In one of our frequent walks around the yard, my mom said, “You know that’s a weed, right?”
Although I was a decade removed from being a teenager, I gave a reply that could have come from any sassy 14-year-old’s mouth.
“A weed is just a plant in the wrong place,” I said. “I think it’s pretty.”
And my mom, who had been down this road with me on more than one occasion replied, “You’ll be sorry.”
Gardeners, listen to your mothers!
I’d never properly identified it until Weeds of North America showed up. That pretty flower is Campanula rapunculoides, aka creeping bellflower. Here’s what Weeds of North America says about it:
Creeping bellflower is a weed of gardens, fence lines and occasionally cultivated fields. It is shade tolerant and able to survive in crops. It is a serious weed in lawns, where it competes with the turf, robbing it of moisture and nutrients.
Life cycle: Perennial reproducing by creeping rhizomes and seeds; plants may produce up to 3,000 seeds.
In other words, I’m screwed. I have tried to rid my garden of this plant. I even dug up an entire section of the circle garden a couple years ago in an attempt to dig it all up. It came back. I haven’t allowed it to flower for several years now, but the rhizomes all but ensure that it will always be there.
It would be one thing if I alone was made to pay the price for my gardening ego that allowed me to think for one second that I knew better than my mother, an experienced gardener. But my sins go much further.
Since there were several plants sort of plunked in that area when we got the house, most of those were rehomed. And it also served as a holding bed for awhile, so while I was renovating other parts of the garden, I would stick plants there while I decided what their future was. I moved several ornamental grasses there when we ripped out the enormous bed of them off the patio. And then I decided I didn’t have a need for all those grasses and I did what gardeners do: I shared them.
Some of them went to my mom. Others went to an ornamental garden in the middle of downtown that is maintained by volunteers, one of whom is my mom.
You can see where this is going, right? Creeping bellflower is starting to pop up in new places, namely the places where I so generously donated those ornamental grasses. I have infected other gardens and I feel horrible about it.
Had Weeds of North America been around 12 years ago, that probably wouldn’t have happened. I could have looked it up and I would have known to get it out of my garden immediately instead of letting it flower (and therefore seed) all over the place.
Although it may be a book with a title that could probably become a joke on a late-night talk show (by the way, I don’t fault the title; I like a reference book that says what it is outright), it is filled with beautiful photos by France Royer. Yes, weeds can be beautiful, especially when they are safely captured in the pages of a book much like Hans Solo frozen in carbonite. The writers did an excellent job of sticking to the main facts. Being concise is important in this book because, let’s be honest, there are a lot of weeds to cover.

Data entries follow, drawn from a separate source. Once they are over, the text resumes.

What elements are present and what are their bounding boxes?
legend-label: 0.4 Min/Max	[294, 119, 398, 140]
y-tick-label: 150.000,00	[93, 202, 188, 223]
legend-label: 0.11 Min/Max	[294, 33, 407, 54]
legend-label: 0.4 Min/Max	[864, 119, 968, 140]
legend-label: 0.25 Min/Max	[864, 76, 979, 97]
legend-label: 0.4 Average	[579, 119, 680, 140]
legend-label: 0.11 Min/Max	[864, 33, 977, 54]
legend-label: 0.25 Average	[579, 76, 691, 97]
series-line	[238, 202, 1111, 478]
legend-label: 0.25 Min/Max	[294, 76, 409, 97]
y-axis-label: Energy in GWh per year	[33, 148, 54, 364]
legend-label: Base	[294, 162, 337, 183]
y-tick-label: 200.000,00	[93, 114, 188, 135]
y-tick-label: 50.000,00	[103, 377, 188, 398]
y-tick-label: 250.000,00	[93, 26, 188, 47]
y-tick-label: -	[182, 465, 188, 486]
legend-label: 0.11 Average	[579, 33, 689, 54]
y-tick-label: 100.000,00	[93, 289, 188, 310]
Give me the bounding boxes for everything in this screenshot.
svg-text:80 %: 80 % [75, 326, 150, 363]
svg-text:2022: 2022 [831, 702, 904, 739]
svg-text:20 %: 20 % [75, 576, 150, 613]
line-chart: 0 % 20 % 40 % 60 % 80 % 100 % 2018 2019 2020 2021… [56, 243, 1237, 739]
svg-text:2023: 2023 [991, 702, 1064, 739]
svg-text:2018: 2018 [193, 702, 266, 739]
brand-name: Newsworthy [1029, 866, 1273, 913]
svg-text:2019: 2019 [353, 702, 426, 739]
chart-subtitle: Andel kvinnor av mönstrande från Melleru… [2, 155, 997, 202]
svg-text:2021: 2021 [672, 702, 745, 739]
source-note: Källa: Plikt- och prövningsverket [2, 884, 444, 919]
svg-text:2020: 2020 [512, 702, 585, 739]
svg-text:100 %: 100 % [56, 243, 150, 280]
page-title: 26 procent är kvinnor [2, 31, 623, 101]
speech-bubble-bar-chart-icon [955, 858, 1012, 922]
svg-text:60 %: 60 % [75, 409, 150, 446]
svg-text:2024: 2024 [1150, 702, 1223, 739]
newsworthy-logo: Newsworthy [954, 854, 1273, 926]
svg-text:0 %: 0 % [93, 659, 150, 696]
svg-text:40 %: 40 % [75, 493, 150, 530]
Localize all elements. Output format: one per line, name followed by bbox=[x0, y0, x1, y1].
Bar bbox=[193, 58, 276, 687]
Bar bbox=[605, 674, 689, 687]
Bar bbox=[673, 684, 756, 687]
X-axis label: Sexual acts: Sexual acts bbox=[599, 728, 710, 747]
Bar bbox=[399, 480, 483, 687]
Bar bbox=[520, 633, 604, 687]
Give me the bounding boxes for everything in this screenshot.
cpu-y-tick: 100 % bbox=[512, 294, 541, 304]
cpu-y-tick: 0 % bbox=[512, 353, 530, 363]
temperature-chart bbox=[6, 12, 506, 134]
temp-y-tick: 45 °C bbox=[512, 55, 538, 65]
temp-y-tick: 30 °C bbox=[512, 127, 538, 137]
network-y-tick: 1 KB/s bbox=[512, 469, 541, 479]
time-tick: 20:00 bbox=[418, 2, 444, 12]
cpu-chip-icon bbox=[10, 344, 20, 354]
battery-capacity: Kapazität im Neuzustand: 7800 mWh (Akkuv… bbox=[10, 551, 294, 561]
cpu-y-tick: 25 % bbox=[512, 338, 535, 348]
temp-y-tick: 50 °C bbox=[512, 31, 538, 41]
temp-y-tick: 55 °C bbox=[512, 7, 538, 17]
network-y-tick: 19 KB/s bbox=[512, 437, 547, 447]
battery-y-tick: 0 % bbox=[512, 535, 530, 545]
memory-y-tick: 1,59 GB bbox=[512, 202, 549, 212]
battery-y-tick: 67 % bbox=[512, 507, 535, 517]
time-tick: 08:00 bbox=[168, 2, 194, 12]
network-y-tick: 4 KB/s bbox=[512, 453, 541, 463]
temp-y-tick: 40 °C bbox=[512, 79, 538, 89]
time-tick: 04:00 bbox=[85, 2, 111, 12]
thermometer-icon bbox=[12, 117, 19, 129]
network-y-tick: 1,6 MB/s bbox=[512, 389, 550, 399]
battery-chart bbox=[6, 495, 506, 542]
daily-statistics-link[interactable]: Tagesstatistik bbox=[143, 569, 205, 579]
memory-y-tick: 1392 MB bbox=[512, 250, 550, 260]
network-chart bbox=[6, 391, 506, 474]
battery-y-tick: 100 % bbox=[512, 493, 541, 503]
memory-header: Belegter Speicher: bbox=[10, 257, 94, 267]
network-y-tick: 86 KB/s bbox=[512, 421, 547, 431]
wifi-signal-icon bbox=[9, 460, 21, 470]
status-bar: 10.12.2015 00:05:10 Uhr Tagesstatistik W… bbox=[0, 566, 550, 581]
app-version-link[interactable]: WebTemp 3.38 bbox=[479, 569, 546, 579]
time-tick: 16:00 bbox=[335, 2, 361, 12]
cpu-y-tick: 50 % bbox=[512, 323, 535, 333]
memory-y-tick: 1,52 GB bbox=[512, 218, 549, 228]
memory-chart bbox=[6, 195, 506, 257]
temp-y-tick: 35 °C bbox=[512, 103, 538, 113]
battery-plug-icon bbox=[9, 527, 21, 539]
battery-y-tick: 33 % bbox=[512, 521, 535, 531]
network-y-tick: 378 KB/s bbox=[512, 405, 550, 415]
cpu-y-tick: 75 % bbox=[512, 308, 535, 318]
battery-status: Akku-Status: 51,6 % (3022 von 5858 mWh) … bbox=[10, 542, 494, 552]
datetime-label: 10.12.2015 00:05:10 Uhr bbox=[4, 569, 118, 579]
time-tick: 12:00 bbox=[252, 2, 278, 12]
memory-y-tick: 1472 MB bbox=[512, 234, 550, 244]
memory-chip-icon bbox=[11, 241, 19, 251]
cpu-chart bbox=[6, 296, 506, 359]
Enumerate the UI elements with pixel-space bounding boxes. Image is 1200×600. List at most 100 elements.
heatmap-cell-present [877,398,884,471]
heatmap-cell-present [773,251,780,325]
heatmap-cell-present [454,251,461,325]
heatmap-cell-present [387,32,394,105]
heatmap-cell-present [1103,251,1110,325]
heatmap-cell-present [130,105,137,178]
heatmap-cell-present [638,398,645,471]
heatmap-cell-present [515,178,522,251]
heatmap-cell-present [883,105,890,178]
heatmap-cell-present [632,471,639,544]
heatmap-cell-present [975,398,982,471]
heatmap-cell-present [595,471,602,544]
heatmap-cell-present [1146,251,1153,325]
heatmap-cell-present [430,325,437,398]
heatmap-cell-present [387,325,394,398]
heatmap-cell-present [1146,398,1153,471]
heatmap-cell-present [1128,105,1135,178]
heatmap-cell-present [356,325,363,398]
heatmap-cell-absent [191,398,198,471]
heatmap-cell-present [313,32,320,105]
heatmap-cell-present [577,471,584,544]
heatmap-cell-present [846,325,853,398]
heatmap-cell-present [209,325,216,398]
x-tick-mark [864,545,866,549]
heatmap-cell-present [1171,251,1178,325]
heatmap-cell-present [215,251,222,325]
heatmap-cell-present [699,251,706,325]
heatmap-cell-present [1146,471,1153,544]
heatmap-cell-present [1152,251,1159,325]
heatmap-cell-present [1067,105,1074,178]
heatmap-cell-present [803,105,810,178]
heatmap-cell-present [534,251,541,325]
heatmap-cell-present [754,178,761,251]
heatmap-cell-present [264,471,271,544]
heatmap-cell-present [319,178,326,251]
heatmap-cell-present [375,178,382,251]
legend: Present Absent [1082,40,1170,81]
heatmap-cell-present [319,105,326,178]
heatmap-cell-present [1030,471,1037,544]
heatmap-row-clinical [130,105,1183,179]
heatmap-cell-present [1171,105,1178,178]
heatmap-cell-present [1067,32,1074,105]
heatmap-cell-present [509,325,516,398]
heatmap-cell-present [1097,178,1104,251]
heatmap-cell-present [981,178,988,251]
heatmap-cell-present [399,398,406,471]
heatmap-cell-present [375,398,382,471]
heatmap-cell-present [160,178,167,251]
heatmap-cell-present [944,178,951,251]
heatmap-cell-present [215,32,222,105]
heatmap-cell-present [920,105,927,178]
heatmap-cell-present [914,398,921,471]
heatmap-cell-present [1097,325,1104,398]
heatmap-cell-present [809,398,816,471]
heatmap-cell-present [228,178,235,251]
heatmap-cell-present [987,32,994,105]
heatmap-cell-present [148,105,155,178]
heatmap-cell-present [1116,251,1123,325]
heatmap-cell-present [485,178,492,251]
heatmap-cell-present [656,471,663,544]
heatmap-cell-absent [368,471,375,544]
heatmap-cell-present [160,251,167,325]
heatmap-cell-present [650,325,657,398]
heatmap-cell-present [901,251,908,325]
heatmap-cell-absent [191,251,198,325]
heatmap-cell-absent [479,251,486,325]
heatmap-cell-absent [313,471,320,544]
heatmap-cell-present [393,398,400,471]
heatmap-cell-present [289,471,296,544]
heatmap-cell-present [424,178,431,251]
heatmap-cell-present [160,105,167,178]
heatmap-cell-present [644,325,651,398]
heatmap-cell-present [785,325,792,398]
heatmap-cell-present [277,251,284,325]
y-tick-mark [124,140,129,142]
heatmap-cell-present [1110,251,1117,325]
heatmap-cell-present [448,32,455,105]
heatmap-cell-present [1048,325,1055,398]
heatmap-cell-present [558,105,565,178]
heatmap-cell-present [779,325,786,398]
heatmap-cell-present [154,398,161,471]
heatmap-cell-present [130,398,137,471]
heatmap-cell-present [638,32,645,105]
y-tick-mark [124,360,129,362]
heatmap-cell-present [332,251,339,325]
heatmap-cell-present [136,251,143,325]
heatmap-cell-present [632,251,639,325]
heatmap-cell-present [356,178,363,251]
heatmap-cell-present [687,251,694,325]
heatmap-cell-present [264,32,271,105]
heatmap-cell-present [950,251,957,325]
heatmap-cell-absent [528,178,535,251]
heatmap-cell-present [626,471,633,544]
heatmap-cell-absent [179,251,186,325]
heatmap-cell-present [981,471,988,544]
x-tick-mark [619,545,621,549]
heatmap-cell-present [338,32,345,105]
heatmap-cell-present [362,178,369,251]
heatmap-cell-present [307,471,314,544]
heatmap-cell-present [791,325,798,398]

And that—the sheer number of weeds to be covered—is this book’s biggest challenge. How do you begin to organize them all? Authors Richard Dickinson and Royer have done a yoeman’s job, organizing them by leaf arrangement and flower color, but it can still be a little challenging to find what you’re looking for. Fortunately the attractive layout and excellent photos make flipping through this book enjoyable.
There is no mention of how to rid yourself of the weed once you identify it. But then again, I also understand this: that’s not the book’s purpose. Also, I suspect the book’s authors would be unwilling to wade into a controversial stance on when to use chemical solutions and when not to.
I’ve been waiting for this book.
OK, folks, it’s time to confess your weed-related sins? What’s the worst weed-related thing you’ve done?